You may not know that I work in a law firm that specializes in family law (divorce, child custody, wills, trusts, probates, etc). These items I am going to list for discussion are simple things that can keep an estate out of probate if someone passes away. If an estate goes into probate, it is several hundred dollars just to file the matter and then more money to a lawyer. (Please remember though I am NOT a lawyer!)
Do your parents own any property? If they own a house or land then I suggest putting it in joint tenancy. The forms are easily found online and it only costs $13 (in Oklahoma) to file it. If a house is not in joint tenancy then you would need to file a probate action to be able to do anything with the house. Trust me, spend the $13 now.
Do your parents have a vehicle? If they do, then I suggest having your name put onto the title. If your parent passes, you are then able to sell the car without going through a probate procedure.
Do your parents have any stocks, bonds, bank accounts, pensions, annuities, etc? If so have them put your name down as POD (Payable on Death).

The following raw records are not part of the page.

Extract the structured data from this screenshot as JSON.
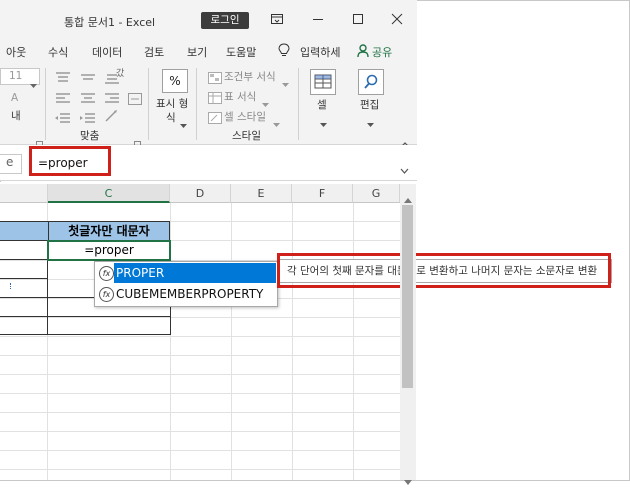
{
  "window": {
    "title": "통합 문서1  -  Excel",
    "login_label": "로그인"
  },
  "menu": {
    "items": [
      "아웃",
      "수식",
      "데이터",
      "검토",
      "보기",
      "도움말"
    ],
    "tell_me": "입력하세",
    "share": "공유"
  },
  "ribbon": {
    "font_size": "11",
    "alignment_group": "맞춤",
    "number_label_line1": "표시 형",
    "number_label_line2": "식",
    "percent_symbol": "%",
    "conditional_format": "조건부 서식",
    "table_format": "표 서식",
    "cell_style": "셀 스타일",
    "styles_group": "스타일",
    "cells_label": "셀",
    "editing_label": "편집",
    "wrap_label": "갔",
    "indent_label": "내"
  },
  "formula_bar": {
    "name_box_tail": "e",
    "formula": "=proper"
  },
  "grid": {
    "columns": [
      "C",
      "D",
      "E",
      "F",
      "G"
    ],
    "header_cell": "첫글자만 대문자",
    "active_cell_value": "=proper"
  },
  "autocomplete": {
    "items": [
      {
        "icon": "fx",
        "label": "PROPER",
        "selected": true
      },
      {
        "icon": "fx",
        "label": "CUBEMEMBERPROPERTY",
        "selected": false
      }
    ],
    "tooltip": "각 단어의 첫째 문자를 대문자로 변환하고 나머지 문자는 소문자로 변환"
  },
  "colors": {
    "highlight_red": "#d0201a",
    "header_fill": "#9dc3e6",
    "selection_blue": "#0078d7",
    "active_border": "#217346",
    "share_green": "#217346"
  }
}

Do your parents have life insurance? If your parents have life insurance, have them review who the beneficiaries are and update all the contact information.
Do your parents have a Durable Power of Attorney? If not, then I suggest they get one. You can write a Durable Power of Attorney to only go into effect if a Doctor writes a statement that the person has become incompetent or are otherwise unable to take care of things on his or her own.
These are some—but not all—very simple tips that can help prevent you from having to file a probate in the future. Also, make sure you know where the paperwork is for everything. If does no good for your parents to have life insurance or a will or stocks and bonds if you have no idea where they are.
I am writing this since a few months ago we wrapped up a case for a client where, five years after a family member died, he found a bank account large enough to worry about probating the estate. He had additional fees since the case was so old, so he could have saved himself thousands of dollars by talking with his family member ahead of time.
It may not a happy talk to have with your parents, but it is a necessary one! I apologize if this seems morbid, but, to me it is a realistic thing to do and could save tons of money in the future.